Turning Textile Effluent Into Life-Sustaining Water: A History of Gildan’s Biotop
Ely Pina, a Honduran-born waste water treatment specialist at Gildan, was the originator of the idea to apply a biological filtration system to textile manufacturing effluent. Pina studied Hydraulic Engineering in Germany and after some time working in Colombia, she returned to Honduras to work as the Head of the Design Department for the San Pedro Sula city’s water works. It was there that she fell in love with waste water treatment, “I wanted to build systems that take advantage of what the region offers naturally – lots of sun, high temperatures and access to wide-open land,” said Pina.

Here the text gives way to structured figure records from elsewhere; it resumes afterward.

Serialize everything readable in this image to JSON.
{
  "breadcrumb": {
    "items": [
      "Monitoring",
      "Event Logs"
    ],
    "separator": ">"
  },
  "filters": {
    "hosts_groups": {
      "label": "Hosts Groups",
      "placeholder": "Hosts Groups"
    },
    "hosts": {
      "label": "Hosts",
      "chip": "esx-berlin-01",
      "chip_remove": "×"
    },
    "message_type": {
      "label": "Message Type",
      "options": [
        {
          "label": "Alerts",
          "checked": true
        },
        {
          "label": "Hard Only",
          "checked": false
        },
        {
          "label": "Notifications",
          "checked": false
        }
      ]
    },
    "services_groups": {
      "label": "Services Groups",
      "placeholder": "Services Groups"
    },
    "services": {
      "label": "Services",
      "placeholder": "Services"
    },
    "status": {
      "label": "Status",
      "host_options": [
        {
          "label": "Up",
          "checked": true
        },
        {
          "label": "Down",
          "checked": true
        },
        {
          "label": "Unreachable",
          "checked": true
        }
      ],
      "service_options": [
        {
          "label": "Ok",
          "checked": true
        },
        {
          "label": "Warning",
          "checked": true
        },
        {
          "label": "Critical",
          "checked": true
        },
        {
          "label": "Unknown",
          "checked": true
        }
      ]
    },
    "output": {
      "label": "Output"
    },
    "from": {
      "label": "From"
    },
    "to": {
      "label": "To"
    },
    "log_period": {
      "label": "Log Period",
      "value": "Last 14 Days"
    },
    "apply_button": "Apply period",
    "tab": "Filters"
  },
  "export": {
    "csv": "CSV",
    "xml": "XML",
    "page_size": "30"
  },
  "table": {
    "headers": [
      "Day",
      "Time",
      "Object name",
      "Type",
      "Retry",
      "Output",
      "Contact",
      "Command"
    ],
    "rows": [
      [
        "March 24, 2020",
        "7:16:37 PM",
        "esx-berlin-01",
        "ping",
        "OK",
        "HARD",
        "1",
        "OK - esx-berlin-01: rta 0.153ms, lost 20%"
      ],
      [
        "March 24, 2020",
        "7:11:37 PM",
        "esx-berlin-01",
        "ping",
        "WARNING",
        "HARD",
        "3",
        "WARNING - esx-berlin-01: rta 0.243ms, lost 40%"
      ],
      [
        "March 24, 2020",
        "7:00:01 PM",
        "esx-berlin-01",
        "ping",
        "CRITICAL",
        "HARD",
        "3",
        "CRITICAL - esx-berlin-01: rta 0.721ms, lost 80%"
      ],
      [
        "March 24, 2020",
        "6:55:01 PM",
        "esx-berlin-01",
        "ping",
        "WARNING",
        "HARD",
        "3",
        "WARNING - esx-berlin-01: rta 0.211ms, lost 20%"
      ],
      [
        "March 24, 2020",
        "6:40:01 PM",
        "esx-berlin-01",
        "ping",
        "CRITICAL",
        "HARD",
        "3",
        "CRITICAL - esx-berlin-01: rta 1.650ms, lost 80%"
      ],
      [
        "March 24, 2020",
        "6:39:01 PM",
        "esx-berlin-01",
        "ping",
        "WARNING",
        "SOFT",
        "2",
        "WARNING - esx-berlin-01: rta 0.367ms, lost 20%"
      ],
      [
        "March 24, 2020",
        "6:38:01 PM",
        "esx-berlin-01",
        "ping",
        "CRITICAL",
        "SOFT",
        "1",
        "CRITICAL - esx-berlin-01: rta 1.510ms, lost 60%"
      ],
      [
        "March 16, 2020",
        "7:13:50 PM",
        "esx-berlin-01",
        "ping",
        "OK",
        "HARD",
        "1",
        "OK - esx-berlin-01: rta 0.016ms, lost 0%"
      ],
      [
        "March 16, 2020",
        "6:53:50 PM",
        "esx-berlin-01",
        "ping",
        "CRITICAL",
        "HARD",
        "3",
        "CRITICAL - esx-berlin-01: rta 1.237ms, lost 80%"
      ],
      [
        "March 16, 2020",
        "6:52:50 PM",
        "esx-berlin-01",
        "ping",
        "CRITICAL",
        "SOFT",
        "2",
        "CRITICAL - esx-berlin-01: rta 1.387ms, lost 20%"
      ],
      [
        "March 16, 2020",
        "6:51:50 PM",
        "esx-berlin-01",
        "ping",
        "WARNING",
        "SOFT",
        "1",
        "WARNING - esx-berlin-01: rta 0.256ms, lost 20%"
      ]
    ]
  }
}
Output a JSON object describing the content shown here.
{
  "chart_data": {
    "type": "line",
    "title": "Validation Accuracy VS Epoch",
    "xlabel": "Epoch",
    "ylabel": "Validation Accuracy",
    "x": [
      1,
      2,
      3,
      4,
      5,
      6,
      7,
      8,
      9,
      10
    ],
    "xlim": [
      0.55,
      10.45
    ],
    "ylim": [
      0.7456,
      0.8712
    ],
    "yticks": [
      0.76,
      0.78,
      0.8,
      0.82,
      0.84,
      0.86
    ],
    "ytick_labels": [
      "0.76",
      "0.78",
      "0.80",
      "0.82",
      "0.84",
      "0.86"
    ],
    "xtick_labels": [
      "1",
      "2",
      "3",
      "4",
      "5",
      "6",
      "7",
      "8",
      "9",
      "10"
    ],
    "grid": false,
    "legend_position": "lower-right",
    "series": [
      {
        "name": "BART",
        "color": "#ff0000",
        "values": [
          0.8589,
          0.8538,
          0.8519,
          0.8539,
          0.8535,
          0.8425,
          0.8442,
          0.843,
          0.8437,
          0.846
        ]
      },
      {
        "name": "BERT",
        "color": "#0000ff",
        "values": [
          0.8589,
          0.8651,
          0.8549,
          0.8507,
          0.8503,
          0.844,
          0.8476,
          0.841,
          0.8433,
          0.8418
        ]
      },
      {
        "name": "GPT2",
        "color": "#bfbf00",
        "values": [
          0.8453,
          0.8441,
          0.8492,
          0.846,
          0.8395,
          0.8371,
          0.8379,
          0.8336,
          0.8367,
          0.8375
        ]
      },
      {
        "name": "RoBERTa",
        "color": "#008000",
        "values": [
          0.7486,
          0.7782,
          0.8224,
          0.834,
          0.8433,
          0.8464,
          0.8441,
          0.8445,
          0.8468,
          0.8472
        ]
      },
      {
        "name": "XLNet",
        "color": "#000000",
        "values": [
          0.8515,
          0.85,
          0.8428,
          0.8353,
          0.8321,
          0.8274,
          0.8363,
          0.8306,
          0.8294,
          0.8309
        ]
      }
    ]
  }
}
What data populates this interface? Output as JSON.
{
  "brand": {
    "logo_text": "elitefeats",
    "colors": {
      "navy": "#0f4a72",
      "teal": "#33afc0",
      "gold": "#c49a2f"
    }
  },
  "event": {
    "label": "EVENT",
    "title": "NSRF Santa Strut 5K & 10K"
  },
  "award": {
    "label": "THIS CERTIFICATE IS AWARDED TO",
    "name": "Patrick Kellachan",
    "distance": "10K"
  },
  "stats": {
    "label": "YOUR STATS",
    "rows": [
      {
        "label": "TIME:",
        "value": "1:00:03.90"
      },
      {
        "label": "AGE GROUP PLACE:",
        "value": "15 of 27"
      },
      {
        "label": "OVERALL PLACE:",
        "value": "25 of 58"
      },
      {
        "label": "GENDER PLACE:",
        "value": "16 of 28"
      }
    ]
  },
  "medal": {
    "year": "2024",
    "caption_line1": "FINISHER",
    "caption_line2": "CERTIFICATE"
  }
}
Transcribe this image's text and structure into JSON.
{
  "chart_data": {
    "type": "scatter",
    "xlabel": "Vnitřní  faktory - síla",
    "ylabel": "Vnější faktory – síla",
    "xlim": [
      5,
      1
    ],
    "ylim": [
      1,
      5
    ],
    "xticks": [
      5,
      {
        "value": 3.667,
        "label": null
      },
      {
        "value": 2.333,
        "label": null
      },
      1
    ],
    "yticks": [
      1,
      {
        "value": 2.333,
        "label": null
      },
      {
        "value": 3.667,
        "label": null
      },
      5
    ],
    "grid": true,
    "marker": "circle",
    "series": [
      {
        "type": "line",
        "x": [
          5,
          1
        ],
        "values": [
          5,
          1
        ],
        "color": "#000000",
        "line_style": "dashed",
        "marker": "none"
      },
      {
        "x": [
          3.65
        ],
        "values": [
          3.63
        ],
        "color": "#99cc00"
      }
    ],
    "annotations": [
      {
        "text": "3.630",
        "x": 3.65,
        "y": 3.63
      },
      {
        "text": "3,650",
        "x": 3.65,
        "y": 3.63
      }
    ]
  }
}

The key to success was finding soil that was impermeable, so that the wastewater could be self-contained in the lagoons. “The land outside our Rio Nance complex in Honduras had all the elements to create the perfect system for naturally-occurring water treatment,” she added.
Pina’s goal was to return water to a point where it could sustain and propagate life; “I called it the Biotop, which means ‘pot of life’ in German,” said Pina. In designing the system, one of the biggest challenges was finding the ideal combination and types of bacteria, both aerobic and anaerobic, that would be able to work with the specific effluent coming from textile facilities. “We had to find the specific type of bacteria that could thrive in each stage of the water filtration process,” she added.
“I find that the beauty of the system is that it works using nature’s most basic principle of returning elements to their original state,” said Pina. When the wastewater leaves one of Gildan’s textile facilities in Rio Nance, the water is funneled through a series of 41 constructed lagoons and wetlands. The system was engineered so that water continues to flow through to each subsequent lagoon using gravity alone, eliminating the need for any energy to be consumed in the process.
The Biotop system uses a variety of bacteria in the lagoon systems, which progressively remove the dyes and chemicals, until the water becomes fully restored and capable of sustaining life in the last lagoons. While the first few stages of the process include only bacteria and fungi, further along the system you can find higher species such as daphnia which consume the bacteria. In subsequent lagoons there are fish which feed off of the daphnia and species of birds such as cranes, egrets and others that are sustained by the fish.
The lagoons are also home to fresh water crocodiles, although they are not natives to the valley where Gildan facilities are located. In 1998, Hurricane Mitch swept through Central America and displaced several fresh water crocodiles into the valley where Gildan built its complex. Three years later, when Pina began designing the systems, she saw the crocodiles and recognized that she needed to accommodate them into her plans. “There were probably 6 or 7 living here at the time we started, Carlitos was the first. He is now 20 years old and measures almost 5 meters,” said Pina. “We have given all the crocodile’s names and every year we look forward to welcoming their babies,” said Pina.
Gildan also uses the Biotop system, built in 2004, at its facility in the Dominican Republic. The Company is currently piloting incremental projects to further enhance the system there. “It is always a challenge to scale up our innovations at the large scale required for our manufacturing operations,” said Pina. “It’s amazing to work for a company that has the vision and means to invest in these projects. At Gildan we are inspired by natural systems and believe that nature is our biggest ally. Our goal is to continue to try to mimic naturally-occurring cycles so that we harness the power of Earth’s amazing ecosystems.”